Os Rolling Stones são de esquerda e o U2 é de direita ou vice-versa? O narcotráfico da Rocinha está na área de influência das FARC ou dos paramilitares colombianos? É de esquerda a MP que isenta de impostos os investimentos estrangeiros em títulos da dívida pública? E o jeitinho brasileiro que deu a vitória a René Preval no Haiti é conservador ou progressista? Ao acumular a presidência da Bolívia com a presidência do sindicato dos cocaleros, como se caracteriza Evo Morales?
O carnaval ideológico antecipou-se à folia propriamente dita graças a uma brincadeira jornalística. Nem todos os textos divulgados pela imprensa merecem ser comentados e os que merecem discussão não são necessariamente os melhores.
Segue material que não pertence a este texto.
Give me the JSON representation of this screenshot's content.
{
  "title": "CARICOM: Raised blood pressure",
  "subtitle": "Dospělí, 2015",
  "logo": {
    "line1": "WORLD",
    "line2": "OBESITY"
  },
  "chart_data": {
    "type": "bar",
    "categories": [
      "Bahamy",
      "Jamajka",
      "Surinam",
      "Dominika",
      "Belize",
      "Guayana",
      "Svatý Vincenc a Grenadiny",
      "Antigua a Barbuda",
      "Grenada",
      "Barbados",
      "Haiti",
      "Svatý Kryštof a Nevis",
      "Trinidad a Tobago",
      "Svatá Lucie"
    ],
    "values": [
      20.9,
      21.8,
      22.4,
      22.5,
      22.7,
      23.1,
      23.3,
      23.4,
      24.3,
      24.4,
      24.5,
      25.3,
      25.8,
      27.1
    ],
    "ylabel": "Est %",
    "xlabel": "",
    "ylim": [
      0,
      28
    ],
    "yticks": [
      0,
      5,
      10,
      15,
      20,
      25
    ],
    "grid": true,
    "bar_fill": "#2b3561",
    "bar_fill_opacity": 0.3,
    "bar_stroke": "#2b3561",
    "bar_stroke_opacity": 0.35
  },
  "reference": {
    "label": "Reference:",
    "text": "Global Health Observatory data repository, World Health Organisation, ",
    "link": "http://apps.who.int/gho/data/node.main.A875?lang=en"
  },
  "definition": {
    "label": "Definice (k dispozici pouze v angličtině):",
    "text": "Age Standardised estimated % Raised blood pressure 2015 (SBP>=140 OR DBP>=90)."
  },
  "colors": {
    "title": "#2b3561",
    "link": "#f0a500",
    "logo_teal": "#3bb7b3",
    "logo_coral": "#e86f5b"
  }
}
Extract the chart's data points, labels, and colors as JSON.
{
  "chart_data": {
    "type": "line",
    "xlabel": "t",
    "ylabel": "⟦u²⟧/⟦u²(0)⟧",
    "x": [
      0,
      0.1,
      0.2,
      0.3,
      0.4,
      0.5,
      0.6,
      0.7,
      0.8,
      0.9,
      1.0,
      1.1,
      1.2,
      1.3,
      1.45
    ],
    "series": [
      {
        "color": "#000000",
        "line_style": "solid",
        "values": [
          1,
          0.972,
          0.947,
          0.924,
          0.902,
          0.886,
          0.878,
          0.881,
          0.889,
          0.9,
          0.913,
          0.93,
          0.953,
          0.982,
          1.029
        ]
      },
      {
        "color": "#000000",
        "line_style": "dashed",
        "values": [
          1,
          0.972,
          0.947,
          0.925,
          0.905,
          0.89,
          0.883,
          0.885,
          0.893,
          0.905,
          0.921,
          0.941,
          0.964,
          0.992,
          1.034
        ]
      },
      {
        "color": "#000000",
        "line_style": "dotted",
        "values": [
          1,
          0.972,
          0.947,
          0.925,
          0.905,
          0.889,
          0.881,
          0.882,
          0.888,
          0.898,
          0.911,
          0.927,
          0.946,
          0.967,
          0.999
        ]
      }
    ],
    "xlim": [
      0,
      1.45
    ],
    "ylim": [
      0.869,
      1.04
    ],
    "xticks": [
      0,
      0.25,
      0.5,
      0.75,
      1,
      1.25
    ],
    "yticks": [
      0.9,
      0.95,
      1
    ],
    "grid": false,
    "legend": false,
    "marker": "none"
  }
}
Caso do editorial ‘Jornalismo irresponsável’ publicado pelo Estado de S.Paulo (terça, 7/2) culpando exclusivamente a imprensa européia pela onda de violência no mundo islâmico.
Caso também da espalhafatosa reportagem publicada na quarta (8/2) pela Folha de S.Paulo que identifica com visível prazer um surto direitista decorrente da crise do PT.
Tudo indica que num ano eleitoral será complicado erradicar os estereótipos e as simplificações ideológicas. Mas justamente porque estamos sendo atropelados pelo prematuro e intenso debate sucessório conviria um esforço para evitar o nefasto reducionismo político e o impiedoso patrulhamento ideológico que tantos malefícios já nos causaram.
Modelo de tolerância
Nem a direita está ficando bacana nem estamos assistindo à goleada esquerdista na América Latina. A não ser que se considere assemelhados o estouvado caudilhismo de Hugo Chávez e a eficiente social-democracia chilena da recém-eleita Michelle Bachelet.
Convém lembrar que Mussolini conseguiu apresentar-se como socialista ao longo de grande parte da sua trajetória política e que o corporativismo fascista deixou profundas marcas em nosso sindicalismo que se pretende ‘de esquerda’. As embalagens, nesta era do marketing, não são provas de autenticidade. Convém testar o seu o conteúdo.
Principalmente quando se trata de etiquetar intelectuais. O Nobel de literatura Thomas Mann foi um dos primeiros escritores alemães a repudiar o nazismo; deve-se, por isso, classificá-lo como esquerdista? Pensamento é matéria viva, dinâmica, impossível aprisioná-la em escaninhos lacrados. As circunstâncias e valores políticos são mutantes, às vezes voláteis. O que interessa são as noções permanentes de justiça e decência.
Assim como o iluminista Voltaire não pode ser enquadrado como modelo pessoal de tolerância, Nietzche (para muitos o inspirador do super-homem hitlerista), combateu ferozmente Richard Wagner, tido como precursor musical do nacional-socialismo.
Sair do armário
No estágio político em que nos encontramos, o único radicalismo que interessa é a defesa do estado de direito. O único fantasma verdadeiramente assustador é o do descaso pela democracia. O resto é embromação, firula. A crise revelada em 2005 e até hoje insuficientemente avaliada não é apenas de caráter moral. É um ultraje ao sistema representativo. O caixa 2 não é um ilícito limitado à esfera eleitoral – é uma agressão aos fundamentos da república isonômica, eqüitativa e justa. Crime de lesa-pátria.
Um empertigado conservador pode ser mais progressista do que o líder de algum movimento social desde que consiga levar seu respeito ao homem às últimas conseqüências. O corolário também é verdadeiro: um magistrado — ou governador – que se proclama marxista e defende o nepotismo é um reacionário emblemático, tirano perene. Filósofos de direita ou de esquerda são filósofos pela metade, porque abdicam do dever de questionar-se incessantemente. Ficaram no meio do caminho.
A discussão sobre as charges blasfemas publicadas na Dinamarca é o exemplo de uma politização arrevesada onde, a pretexto de preservar a espiritualidade individual, estimula-se a insanidade coletiva. Quem é direita, quem é esquerda neste episódio? Afinal, Bush condenou a sua publicação.
Não convém que a imprensa convoque a direita brasileira a sair do armário, nem que empurre a esquerda para debaixo da mesa. Um pouco menos de imposturas ideológicas seria mais útil e menos deletério.